As an example, lets try importing a dataset from web. You can import similarly from other sources (web or locally). You just need to specify the path correctly. Note that we use `/` instead of `\` in R to specify sub-directories.
```{r}
library(haven) # A library to import foreign format files
dat_mus08 <- read_dta("https://cameron.econ.ucdavis.edu/bgpe2011/mus08psidextract.dta")
```
Lets use the data for time period 1 only for simplicity. We can use indexing like we learned previously to filter the time period that is equal to 1.
```{r}
# Lets analyse the data for t == 1
dat_mus08 <- dat_mus08[dat_mus08$t == 1, ]
```
Now we can do a little analysis. Lets check how many work in a manufacturing industry and how many don't.
```{r}
table(dat_mus08$ind)
```
We see that less people work in manufacturing industry as compared to their counterpart in year 1. It would make more sense for us to know the percentage. Let's do that.
```{r}
table(dat_mus08$ind) / nrow(dat_mus08)
```
About 40\% of total sample work in manufacturing industry and the remaining 60\% belong to other industries. We know that `ind` is a dummy variable. What happens if we take its mean? It will return proportion of 1's, i.e., proportion of those working in the manufacturing industry.
```{r}
mean(dat_mus08$ind)
```
Now, what's the proportion of those not working in manufacturing industry? We simply substract the proportion of those working in manufacturing industry by 1.
```{r}
1 - mean(dat_mus08$ind)
```
About 40% work in manufacturing industry. Lets see if this varies across gender. We can see what \% of those working in manufacturing industry are female by multiplying `ind` with `fem`.
```{r}
dat_mus08$female_workers <- dat_mus08$fem * dat_mus08$ind
table(dat_mus08$female_workers)
```
We find that 10 out of 595 people are female who work in the manufacturing industry in the year 1. What proportion is that out of total workforce in manufacturing industry?
```{r}
table(dat_mus08$female_workers)[2] / table(dat_mus08$ind)[2]
```
4.3\% of those working in manufacturing industry are female. That means 95.7\% of workforce in the manufacturing industry is male.

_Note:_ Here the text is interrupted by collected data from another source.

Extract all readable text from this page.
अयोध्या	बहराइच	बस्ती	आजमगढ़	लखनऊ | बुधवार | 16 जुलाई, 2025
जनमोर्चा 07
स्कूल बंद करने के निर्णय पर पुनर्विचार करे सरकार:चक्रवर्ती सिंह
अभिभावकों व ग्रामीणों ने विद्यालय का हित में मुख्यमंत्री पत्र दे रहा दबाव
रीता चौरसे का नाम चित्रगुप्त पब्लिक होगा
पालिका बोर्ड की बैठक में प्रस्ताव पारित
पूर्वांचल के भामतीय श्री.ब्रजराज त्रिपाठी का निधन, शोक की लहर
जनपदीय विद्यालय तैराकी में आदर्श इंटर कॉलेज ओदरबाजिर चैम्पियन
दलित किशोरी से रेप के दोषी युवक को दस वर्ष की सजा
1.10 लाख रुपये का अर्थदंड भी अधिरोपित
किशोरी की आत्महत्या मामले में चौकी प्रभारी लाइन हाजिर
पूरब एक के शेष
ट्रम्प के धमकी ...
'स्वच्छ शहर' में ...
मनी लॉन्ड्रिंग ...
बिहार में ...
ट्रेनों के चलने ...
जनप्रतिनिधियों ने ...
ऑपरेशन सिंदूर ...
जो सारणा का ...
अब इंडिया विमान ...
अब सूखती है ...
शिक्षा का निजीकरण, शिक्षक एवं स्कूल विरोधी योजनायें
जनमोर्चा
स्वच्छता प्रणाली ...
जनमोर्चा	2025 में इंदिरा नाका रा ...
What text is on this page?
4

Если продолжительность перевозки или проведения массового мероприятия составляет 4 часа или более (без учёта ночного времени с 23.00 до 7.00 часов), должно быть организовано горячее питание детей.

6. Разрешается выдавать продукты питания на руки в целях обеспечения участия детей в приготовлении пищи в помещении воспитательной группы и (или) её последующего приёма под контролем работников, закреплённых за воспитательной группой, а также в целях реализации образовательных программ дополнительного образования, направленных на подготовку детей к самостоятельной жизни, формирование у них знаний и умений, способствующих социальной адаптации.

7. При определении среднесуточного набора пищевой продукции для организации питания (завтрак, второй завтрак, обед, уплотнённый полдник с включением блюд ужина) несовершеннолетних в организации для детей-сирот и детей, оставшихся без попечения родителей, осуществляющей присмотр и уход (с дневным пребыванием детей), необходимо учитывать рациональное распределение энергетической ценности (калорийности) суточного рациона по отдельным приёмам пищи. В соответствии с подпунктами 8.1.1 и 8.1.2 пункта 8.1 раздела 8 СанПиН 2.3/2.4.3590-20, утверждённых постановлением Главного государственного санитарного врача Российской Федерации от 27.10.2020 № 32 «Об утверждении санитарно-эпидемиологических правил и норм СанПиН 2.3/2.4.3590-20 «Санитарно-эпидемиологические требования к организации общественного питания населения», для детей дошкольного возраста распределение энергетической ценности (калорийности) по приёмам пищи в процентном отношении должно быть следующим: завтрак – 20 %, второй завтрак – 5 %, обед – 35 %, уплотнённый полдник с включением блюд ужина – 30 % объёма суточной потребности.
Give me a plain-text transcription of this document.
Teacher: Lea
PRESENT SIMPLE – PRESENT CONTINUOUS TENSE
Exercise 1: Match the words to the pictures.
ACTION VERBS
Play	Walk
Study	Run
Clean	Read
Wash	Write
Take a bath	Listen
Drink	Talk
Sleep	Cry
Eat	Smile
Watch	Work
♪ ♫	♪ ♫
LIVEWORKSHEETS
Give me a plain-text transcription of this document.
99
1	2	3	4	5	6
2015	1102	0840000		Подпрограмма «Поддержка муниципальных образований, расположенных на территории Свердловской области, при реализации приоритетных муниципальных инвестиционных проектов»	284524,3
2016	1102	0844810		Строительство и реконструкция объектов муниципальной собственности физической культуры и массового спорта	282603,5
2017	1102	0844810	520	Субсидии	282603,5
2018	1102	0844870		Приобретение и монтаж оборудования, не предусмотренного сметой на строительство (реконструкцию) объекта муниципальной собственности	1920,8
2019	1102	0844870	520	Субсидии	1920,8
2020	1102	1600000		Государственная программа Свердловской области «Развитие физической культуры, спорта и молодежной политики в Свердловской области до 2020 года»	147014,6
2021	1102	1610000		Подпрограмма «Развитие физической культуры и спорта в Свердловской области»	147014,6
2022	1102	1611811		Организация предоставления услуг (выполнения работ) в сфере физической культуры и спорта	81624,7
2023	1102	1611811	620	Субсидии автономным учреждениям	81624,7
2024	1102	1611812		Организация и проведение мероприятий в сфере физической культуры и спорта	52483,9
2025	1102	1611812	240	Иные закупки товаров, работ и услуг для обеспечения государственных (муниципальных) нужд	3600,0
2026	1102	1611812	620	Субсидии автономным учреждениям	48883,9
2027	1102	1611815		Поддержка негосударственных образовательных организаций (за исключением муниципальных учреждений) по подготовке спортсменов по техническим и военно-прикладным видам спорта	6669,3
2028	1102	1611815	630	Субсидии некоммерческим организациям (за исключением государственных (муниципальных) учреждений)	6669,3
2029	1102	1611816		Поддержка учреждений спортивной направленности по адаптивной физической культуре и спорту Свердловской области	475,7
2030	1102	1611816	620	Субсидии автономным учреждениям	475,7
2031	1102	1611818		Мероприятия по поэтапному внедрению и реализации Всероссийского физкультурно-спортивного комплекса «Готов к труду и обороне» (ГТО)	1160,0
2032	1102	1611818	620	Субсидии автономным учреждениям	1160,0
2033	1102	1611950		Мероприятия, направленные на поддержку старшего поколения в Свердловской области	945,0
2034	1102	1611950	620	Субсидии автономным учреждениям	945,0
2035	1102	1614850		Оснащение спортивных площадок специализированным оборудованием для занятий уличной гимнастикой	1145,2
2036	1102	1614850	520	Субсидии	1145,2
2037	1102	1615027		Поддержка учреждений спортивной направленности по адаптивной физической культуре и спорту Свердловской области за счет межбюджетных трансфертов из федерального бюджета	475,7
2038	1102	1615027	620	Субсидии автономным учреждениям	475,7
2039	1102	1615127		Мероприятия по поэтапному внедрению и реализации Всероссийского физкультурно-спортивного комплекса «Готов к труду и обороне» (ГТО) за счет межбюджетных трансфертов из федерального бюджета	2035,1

# Exporting and saving data
You can export your data to different file types. If you want to export to `.csv`, you can use `write.csv()` function. Make sure that you save your transformed data, not the raw data you imported in the first place.
```r
write.csv(dat_mus08,
"D:/R_projects/darecodecamp/data/dat_mus08_v1.csv")
```
If you only work in R, consider saving your data in `.RData` or `.RDS` format. These R-specific file types have advantages over other formats such as compressed file size, faster import and export as well as retention of different attributes and variables.